Les composites polymères conducteurs

Image SEM de nanotubes de polypropylène-polystyrène-charbon. Licence CC.

Image MEB de nanotubes de polypropylène-polystyrène-charbon. Licence CC.

Les polymères sont présents dans une multitude d’objets d’usage quotidien. Ce sont des matériaux étonnants aux caractéristiques uniques ; ils sont flexibles, légers et moins chers à produire que la plupart des matériaux. Cependant, les polymères ne sont pas conducteurs d’électricité, ce qui limite parfois leur usage dans des domaines comme la robotique, les électroniques flexibles, les dispositifs médicaux intelligents et le captage d’énergie, applications où des polymères conducteurs pourraient s’avérer très utiles.
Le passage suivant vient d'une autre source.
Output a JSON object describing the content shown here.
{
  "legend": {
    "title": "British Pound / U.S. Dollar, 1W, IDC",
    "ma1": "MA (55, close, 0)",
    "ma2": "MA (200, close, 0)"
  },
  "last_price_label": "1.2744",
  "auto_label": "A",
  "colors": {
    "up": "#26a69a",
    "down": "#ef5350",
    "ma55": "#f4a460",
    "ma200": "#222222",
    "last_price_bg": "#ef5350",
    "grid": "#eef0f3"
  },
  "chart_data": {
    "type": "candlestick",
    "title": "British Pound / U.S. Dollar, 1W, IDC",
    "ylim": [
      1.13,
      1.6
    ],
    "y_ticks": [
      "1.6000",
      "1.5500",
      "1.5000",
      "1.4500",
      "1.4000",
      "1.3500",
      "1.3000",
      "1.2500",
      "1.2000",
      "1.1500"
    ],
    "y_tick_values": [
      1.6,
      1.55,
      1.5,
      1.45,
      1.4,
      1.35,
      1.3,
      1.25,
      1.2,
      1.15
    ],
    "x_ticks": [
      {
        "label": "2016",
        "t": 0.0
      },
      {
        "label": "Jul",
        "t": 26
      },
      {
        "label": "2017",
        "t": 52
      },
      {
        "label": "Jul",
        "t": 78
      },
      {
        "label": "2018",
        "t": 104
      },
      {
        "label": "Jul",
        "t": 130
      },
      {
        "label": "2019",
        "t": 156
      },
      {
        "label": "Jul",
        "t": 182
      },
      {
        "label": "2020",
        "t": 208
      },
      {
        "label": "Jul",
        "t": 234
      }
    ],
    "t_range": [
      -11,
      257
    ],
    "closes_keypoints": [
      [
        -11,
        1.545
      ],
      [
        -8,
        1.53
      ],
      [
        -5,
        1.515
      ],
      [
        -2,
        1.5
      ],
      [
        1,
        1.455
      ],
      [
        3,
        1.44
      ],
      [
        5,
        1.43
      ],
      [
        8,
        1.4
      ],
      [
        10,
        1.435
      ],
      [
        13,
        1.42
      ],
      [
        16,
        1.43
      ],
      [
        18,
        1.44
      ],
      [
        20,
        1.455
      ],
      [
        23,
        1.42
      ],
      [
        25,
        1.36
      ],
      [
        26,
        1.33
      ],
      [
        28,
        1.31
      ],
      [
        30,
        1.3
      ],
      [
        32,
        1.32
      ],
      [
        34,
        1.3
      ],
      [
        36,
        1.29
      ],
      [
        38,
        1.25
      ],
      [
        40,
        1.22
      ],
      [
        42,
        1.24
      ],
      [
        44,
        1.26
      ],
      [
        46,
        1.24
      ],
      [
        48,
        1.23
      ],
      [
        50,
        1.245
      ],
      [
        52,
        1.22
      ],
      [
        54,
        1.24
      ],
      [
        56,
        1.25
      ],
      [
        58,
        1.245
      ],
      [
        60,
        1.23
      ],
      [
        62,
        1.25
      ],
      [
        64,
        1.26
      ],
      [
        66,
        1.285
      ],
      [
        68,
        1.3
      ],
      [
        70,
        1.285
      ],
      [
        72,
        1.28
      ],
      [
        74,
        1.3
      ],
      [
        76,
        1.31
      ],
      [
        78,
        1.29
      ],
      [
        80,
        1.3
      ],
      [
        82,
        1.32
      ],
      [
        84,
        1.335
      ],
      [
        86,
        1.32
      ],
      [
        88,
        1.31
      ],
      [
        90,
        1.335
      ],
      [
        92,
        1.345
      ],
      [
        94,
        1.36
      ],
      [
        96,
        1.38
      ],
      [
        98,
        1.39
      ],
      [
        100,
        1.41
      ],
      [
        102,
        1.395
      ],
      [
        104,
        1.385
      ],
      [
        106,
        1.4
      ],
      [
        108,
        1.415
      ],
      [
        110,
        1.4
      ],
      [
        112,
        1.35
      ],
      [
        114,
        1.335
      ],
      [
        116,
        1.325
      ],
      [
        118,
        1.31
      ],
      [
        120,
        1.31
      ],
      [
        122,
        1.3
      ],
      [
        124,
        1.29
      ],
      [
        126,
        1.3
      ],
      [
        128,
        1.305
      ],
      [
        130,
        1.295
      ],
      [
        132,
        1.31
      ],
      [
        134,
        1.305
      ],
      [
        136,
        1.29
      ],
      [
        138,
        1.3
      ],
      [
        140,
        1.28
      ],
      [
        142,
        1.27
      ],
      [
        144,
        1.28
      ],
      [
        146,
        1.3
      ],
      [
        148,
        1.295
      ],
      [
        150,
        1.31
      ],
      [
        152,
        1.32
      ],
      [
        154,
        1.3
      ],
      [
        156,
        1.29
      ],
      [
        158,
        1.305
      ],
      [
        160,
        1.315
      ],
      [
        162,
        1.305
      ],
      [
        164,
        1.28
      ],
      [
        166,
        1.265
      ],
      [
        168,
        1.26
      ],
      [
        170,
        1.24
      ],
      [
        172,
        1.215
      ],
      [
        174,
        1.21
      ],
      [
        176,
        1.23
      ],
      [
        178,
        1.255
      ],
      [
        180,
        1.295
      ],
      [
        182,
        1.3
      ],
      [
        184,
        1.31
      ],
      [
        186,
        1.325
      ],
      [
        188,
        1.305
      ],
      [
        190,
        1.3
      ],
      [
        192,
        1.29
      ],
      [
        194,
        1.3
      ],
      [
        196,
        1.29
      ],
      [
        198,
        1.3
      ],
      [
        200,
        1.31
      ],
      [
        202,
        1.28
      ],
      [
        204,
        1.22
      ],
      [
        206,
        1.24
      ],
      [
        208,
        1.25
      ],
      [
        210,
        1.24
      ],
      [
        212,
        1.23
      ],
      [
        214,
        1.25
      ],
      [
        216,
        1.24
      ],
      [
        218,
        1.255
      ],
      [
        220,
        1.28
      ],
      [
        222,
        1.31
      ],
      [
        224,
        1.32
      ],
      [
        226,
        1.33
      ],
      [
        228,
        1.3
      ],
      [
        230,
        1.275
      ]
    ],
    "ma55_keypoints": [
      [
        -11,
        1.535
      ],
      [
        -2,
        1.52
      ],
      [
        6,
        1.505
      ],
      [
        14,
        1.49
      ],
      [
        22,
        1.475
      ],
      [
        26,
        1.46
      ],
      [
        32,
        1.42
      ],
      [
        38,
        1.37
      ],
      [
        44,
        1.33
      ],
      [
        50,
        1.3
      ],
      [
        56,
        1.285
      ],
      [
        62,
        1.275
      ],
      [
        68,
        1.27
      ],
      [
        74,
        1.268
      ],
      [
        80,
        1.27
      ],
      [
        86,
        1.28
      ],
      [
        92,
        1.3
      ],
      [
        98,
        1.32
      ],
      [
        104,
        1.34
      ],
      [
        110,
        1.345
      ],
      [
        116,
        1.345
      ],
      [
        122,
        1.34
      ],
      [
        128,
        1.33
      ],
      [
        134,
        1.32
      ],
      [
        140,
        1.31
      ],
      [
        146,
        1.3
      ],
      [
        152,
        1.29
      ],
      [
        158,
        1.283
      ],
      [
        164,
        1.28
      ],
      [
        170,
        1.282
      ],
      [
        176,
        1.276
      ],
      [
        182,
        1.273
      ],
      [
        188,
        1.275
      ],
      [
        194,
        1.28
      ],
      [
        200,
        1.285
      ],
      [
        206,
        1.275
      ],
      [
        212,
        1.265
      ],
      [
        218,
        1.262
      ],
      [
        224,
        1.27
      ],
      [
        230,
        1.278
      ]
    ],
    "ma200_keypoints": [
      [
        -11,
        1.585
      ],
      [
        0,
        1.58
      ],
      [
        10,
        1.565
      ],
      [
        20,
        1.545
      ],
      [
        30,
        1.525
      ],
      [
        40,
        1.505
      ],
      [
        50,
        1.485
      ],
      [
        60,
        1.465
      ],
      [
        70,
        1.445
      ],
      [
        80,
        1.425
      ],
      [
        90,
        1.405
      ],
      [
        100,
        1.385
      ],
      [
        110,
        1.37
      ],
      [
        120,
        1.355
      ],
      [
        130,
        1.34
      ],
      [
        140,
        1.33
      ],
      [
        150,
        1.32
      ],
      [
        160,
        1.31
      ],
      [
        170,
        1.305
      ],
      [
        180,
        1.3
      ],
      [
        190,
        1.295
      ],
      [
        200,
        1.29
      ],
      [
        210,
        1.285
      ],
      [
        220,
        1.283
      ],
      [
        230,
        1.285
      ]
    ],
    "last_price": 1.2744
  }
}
Réduire la concentration du seuil de percolation

Pour surmonter cette limitation, on ajoute aux polymères, pendant la fabrication, des nanoparticules (particules dont au moins une des dimensions est comprise entre 1 nm et 100 nm) conductrices. Les nanoparticules de ce type les plus couramment utilisées sont les nanotubes de carbone, le noir de carbone et le graphène. Pour que le matériau devienne conducteur, on doit ajouter une concentration optimale de nanoparticules au polymère. En effet, un réseau conducteur de particules doit se former au sein de la matrice polymère, comme représenté à la droite de la figure 1. Plus précisément, lorsque la conductivité électrique d’un composite polymère est mesurée en fonction de la concentration de nanoparticules, on obtient un graphique de la forme de celui de la Figure 1, en plaçant la conductivité électrique sur une échelle logarithmique. À de faibles concentrations, les particules ne se touchent pas et le matériau présente des propriétés diélectriques (non conductrices) (partie gauche de la Figure 1). Lorsque le taux de particules augmente jusqu’à une valeur critique, la conductivité augmente de plusieurs ordres de grandeur (~10 ordres de grandeur) (zone rose dans la Figure 1). Cette augmentation est spectaculaire; si la densité d’une balle de tennis augmentait des mêmes 10 ordres de grandeur, la balle pèserait autant que trois Boeing 747 à pleine charge.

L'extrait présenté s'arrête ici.